Jodie Foster, from her masterclass on Masterclass.com
The seams Jodie Foster talks about are the transitions between scenes and camera shots in film-making. Interesting that she believes music has the power to smooth over those edges and seams. Why is that?
Music is this intangible thing, hanging in the air like a thread, flowing into the labyrinth of our ears, tugging at our minds, our emotions, and our memories. We so often attach it to visual things, hearing color, shapes, landscapes, and textures. We even describe music with visual cues, don't we? Rough, smooth, shiny, dull, spacious, tight, sunny, dark.
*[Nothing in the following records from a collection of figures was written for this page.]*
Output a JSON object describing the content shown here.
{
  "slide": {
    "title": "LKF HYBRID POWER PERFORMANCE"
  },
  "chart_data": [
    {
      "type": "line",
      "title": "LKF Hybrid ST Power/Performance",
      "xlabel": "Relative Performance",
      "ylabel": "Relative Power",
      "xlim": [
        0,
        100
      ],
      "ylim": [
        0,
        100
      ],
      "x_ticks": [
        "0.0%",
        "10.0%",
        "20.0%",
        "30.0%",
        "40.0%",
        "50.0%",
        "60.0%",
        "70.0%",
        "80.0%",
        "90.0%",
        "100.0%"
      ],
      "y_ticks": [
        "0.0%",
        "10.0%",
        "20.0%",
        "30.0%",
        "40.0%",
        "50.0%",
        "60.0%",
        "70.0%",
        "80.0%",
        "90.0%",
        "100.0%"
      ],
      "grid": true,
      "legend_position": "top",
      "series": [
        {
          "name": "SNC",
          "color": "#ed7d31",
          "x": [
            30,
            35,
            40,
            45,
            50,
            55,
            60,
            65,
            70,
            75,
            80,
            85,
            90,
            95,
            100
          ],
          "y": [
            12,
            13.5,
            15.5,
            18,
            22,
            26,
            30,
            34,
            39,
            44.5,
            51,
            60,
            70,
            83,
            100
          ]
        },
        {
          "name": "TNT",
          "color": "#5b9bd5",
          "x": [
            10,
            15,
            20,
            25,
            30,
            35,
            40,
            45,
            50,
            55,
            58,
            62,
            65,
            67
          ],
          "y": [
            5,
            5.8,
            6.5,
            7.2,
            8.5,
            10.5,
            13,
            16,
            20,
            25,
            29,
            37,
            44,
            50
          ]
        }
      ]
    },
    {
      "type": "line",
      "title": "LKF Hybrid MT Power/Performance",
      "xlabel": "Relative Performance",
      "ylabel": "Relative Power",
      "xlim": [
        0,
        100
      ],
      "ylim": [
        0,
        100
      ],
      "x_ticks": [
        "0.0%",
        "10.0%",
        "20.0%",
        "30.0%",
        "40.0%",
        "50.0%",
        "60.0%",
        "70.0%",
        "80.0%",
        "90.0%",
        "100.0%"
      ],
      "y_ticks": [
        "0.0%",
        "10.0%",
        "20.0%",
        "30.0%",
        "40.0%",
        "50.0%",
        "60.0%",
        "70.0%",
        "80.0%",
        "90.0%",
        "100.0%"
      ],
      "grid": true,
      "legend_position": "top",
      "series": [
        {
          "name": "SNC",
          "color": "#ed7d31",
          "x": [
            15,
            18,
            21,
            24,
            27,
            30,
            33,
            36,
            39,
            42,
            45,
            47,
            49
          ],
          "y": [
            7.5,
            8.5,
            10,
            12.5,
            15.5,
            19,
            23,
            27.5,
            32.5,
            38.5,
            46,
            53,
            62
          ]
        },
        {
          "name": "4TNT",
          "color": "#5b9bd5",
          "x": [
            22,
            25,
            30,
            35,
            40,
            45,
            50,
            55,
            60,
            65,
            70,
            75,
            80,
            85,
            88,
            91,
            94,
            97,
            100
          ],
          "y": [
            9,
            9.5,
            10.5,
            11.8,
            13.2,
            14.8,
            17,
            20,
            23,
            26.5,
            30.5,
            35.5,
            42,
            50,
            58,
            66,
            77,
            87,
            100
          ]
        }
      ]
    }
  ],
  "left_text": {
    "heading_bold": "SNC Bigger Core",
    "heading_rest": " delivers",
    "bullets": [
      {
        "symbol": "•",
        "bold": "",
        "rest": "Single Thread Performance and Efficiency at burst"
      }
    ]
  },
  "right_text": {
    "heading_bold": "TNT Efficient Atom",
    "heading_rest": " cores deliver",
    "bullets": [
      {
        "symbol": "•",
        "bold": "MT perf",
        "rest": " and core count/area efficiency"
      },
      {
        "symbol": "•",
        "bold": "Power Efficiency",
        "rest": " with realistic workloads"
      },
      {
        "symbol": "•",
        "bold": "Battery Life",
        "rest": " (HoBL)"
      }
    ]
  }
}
But consider, too, while imagining those visuals, how music functions in time and space. It ties one moment to the next moment and binds them with that thread of sound. It maps the immediate moments through melody. Melodies give structure to time. And music maps the immediate moments into rhythmic chunks. We feel excited and invigorated by fast dance music or we feel time slowing down by trance music. If the rhythms are in regular repeating patterns, we can somehow rest in it, understanding after a few times around, what is happening and then can be carried away by other things– the melody, the rhythm itself, the textures in the music. For me, this is why Irish music is intriguing and why I keep coming back for more. There is always something more to be experienced in that embedded rhythm and those seemingly simple melodies. They transport us through repetition to somewhere else, almost creating a third entity, a flow in the room into which I, as a player or as a listener, simply dip my toe.
This flow or sound momentum is what binds, connects, and smooths over the edges, I think. Music carries us over, carries us through, carries us somewhere new or returns us to somewhere familiar.